Three hundred yards, two hundred . . .

‘I still see no movement,’ Spartak said.

‘Nothing,’ Danny agreed.

‘Wait.’

Danny took one more pace, then froze. It was Ruth who had spoken last.

‘I see someone, more than one . . .’ she said.

‘Where?’

‘Directly in front of my position . . .’ She was on their right flank. ‘To the right of the main farmhouse. I see three people. All are seated. None appears to be armed.’

‘Spartak?’ Danny said.

‘I still see no one.’

‘Hold your position, Ruth,’ Danny ordered. ‘Spartak: on me.’

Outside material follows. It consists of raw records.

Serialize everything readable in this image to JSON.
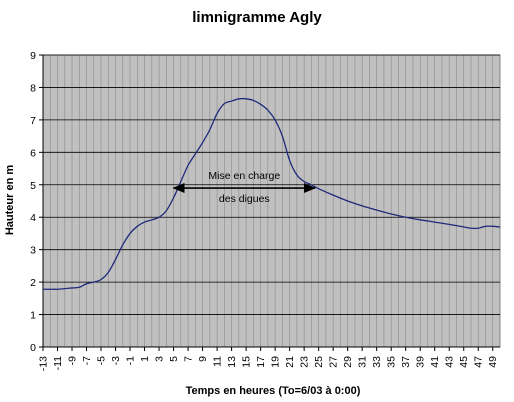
{
  "chart_data": {
    "type": "line",
    "title": "limnigramme Agly",
    "xlabel": "Temps en heures (To=6/03 à 0:00)",
    "ylabel": "Hauteur en m",
    "xlim": [
      -13,
      50
    ],
    "ylim": [
      0,
      9
    ],
    "grid": true,
    "x_ticks": [
      -13,
      -11,
      -9,
      -7,
      -5,
      -3,
      -1,
      1,
      3,
      5,
      7,
      9,
      11,
      13,
      15,
      17,
      19,
      21,
      23,
      25,
      27,
      29,
      31,
      33,
      35,
      37,
      39,
      41,
      43,
      45,
      47,
      49
    ],
    "y_ticks": [
      0,
      1,
      2,
      3,
      4,
      5,
      6,
      7,
      8,
      9
    ],
    "series": [
      {
        "color": "#1f2a7a",
        "points": [
          [
            -13,
            1.78
          ],
          [
            -12,
            1.78
          ],
          [
            -11,
            1.78
          ],
          [
            -10,
            1.8
          ],
          [
            -9,
            1.82
          ],
          [
            -8,
            1.84
          ],
          [
            -7,
            1.95
          ],
          [
            -6,
            2.0
          ],
          [
            -5,
            2.08
          ],
          [
            -4,
            2.3
          ],
          [
            -3,
            2.7
          ],
          [
            -2,
            3.15
          ],
          [
            -1,
            3.5
          ],
          [
            0,
            3.72
          ],
          [
            1,
            3.85
          ],
          [
            2,
            3.92
          ],
          [
            3,
            4.0
          ],
          [
            4,
            4.2
          ],
          [
            5,
            4.6
          ],
          [
            6,
            5.1
          ],
          [
            7,
            5.6
          ],
          [
            8,
            5.95
          ],
          [
            9,
            6.3
          ],
          [
            10,
            6.7
          ],
          [
            11,
            7.2
          ],
          [
            12,
            7.5
          ],
          [
            13,
            7.58
          ],
          [
            14,
            7.65
          ],
          [
            15,
            7.65
          ],
          [
            16,
            7.6
          ],
          [
            17,
            7.48
          ],
          [
            18,
            7.3
          ],
          [
            19,
            7.0
          ],
          [
            20,
            6.5
          ],
          [
            21,
            5.75
          ],
          [
            22,
            5.3
          ],
          [
            23,
            5.1
          ],
          [
            24,
            5.0
          ],
          [
            25,
            4.88
          ],
          [
            27,
            4.68
          ],
          [
            29,
            4.5
          ],
          [
            31,
            4.35
          ],
          [
            33,
            4.22
          ],
          [
            35,
            4.1
          ],
          [
            37,
            4.0
          ],
          [
            39,
            3.92
          ],
          [
            41,
            3.85
          ],
          [
            43,
            3.78
          ],
          [
            45,
            3.7
          ],
          [
            46,
            3.66
          ],
          [
            47,
            3.66
          ],
          [
            48,
            3.72
          ],
          [
            49,
            3.72
          ],
          [
            50,
            3.7
          ]
        ]
      }
    ],
    "annotation": {
      "lines": [
        "Mise en charge",
        "des digues"
      ],
      "arrow_x": [
        5,
        24.5
      ],
      "arrow_y": 4.9
    }
  }
}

Danny was in the centre of their line. He zigzagging swiftly through the trees, with Spartak in silent pursuit. They passed Ruth’s position without speaking and continued another hundred yards. ‘Cover us, Ruth,’ Danny said. ‘We’re moving in.’

All three AK-9s were fitted with silencers. If these people were sentries or obvious combatants working for Dementyev, Shepkin and the Kid, then Danny and Spartak would be able to neutralize them fast, and would then be in a position to recce the main buildings up close.

But – and Danny’s professionalism slipped, his breathing stuttered, his heart leaped to his throat – the three faces he saw as he moved in on the location pinpointed by Ruth did not belong to anyone working for either Dementyev, Shepkin or the Kid. Because the three people sitting at the rough wooden table in the small cobbled farmyard to the right of the farmhouse
were
Dementyev, Shepkin and the Kid.

Sitting ducks.

Inevitably, that was the phrase that rose in his mind as he stared in disbelief at the scene unfolding in even greater clarity as he continued to close in.